I’ve finally reached the point where I think it is well past time that Canadians ask themselves some important questions.  Is it possible to have a quality life without continuous growth in personal financial worth?  Is it possible to have a quality life without a sustainable environment in which to live it?  Is it possible that our educated workforce could be employed in high value-added enterprises that would sustain a vibrant economy that was not based on digging up resources to sell them overseas to whomever will buy them?  Is it possible that the vast majority of Canadians could enjoy a quality life even if we closed down the tar sands because digging up fossil fuel in excess of our own energy needs simply enables some other nations’ addiction to energy?  Is it possible that the vast majority of Canadians could enjoy a quality life into a good future if we started now to make decisions that retain environmental resilience instead of GDP growth as our top priority and best measure of success?  Think about these questions, and find out if any of our political leaders are talking about them, or suggesting some approach other than “full steam ahead, dig it up, dust it off, ship it out, and pocket the profits, to hell with the mess left behind.”  That is what I hear every time our esteemed Minister of Environment opens her mouth to report that “Canada is working on climate change”.

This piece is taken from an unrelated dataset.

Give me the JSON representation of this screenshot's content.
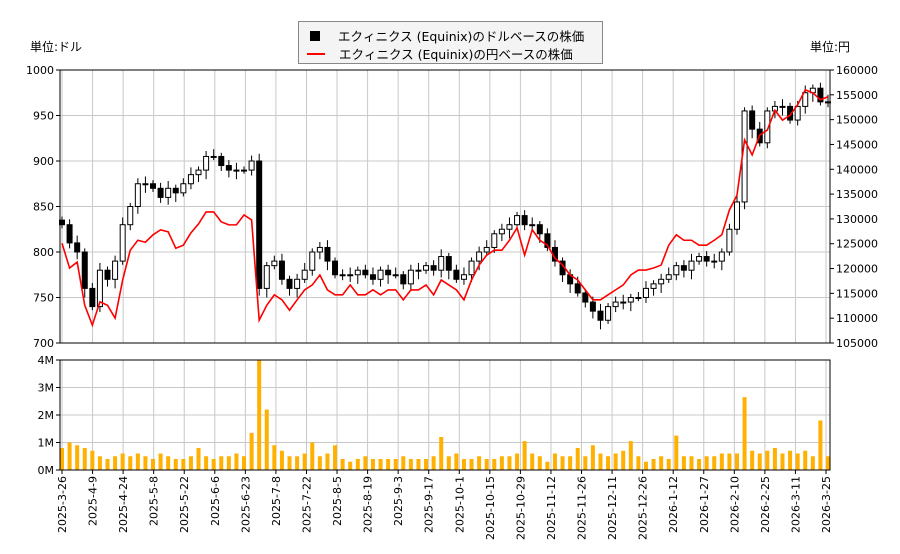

Aglukkaq question period counting on fingers commons-20140331

Leona Aglukkaq in Question Period last week defending the Harper record on climate.  She seems uncertain of how many fingers to hold up in answer to the question, ‘how many steps has the government taken to address climate change?’  Photo © Sean Kilpatrick/Canadian Press

In 2012, Canada had to be dragged kicking and screaming to a decision that finally end export of asbestos, a known killer product.  We continued the immoral trade long after we banned its use at home.  It would be preferable to see Canada voluntarily cease export of fossil fuels, on the ground that this is the responsible course of action that will encourage other countries to wean themselves off these products.  It would also be good to see Canada working aggressively to shift away from carbon-intensive fuels at home as a way of correcting our own sorry emissions record.  Fossil fuels should be left in the ground until such time that they can be used without releasing carbon to the atmosphere.

Some Good News

Those last few sentences may sound like the ravings of a lunatic naïve about the fundamentals of economics, but it is past time for Canadians who care about their environment to continue unquestioned acceptance of the mantra that we must sustain continued economic growth regardless of the type of economic activity relied upon.  We can build a vibrant economy that provides high-value jobs for Canadians, that protects and restores our environment, that adapts us for the climate change that is now upon us, that minimizes the exploitation of fossil fuels, and that shifts us aggressively to a carbon-free economy.  But we will not begin that journey if we continue to believe that exploiting all our natural resources as rapidly as possible is not only desirable, but necessary to our well-being.  It is past time to question the status quo.  And to remember that we live on a finite planet and must reduce our footprint.

Lest I got you all depressed, here are two pieces of good news to close with.  First, some communities within the US are starting to question the desirability of having tar sands oil flow through pipelines near them.  It may only be nimbyism, but it may be a case of putting their environment ahead of profits for the wealthy.  Second, the Ontario government has just announced an agreement to fund the Experimental Lakes Region, summarily cancelled by the Harper government a year ago, at $2 million per year, about the same level as in the past.  Again, this may be a case of crass political action prior to an election, or it may be a case of a government recognizing that supporting environmental science is a legitimate and necessary role during a time of substantial climate change.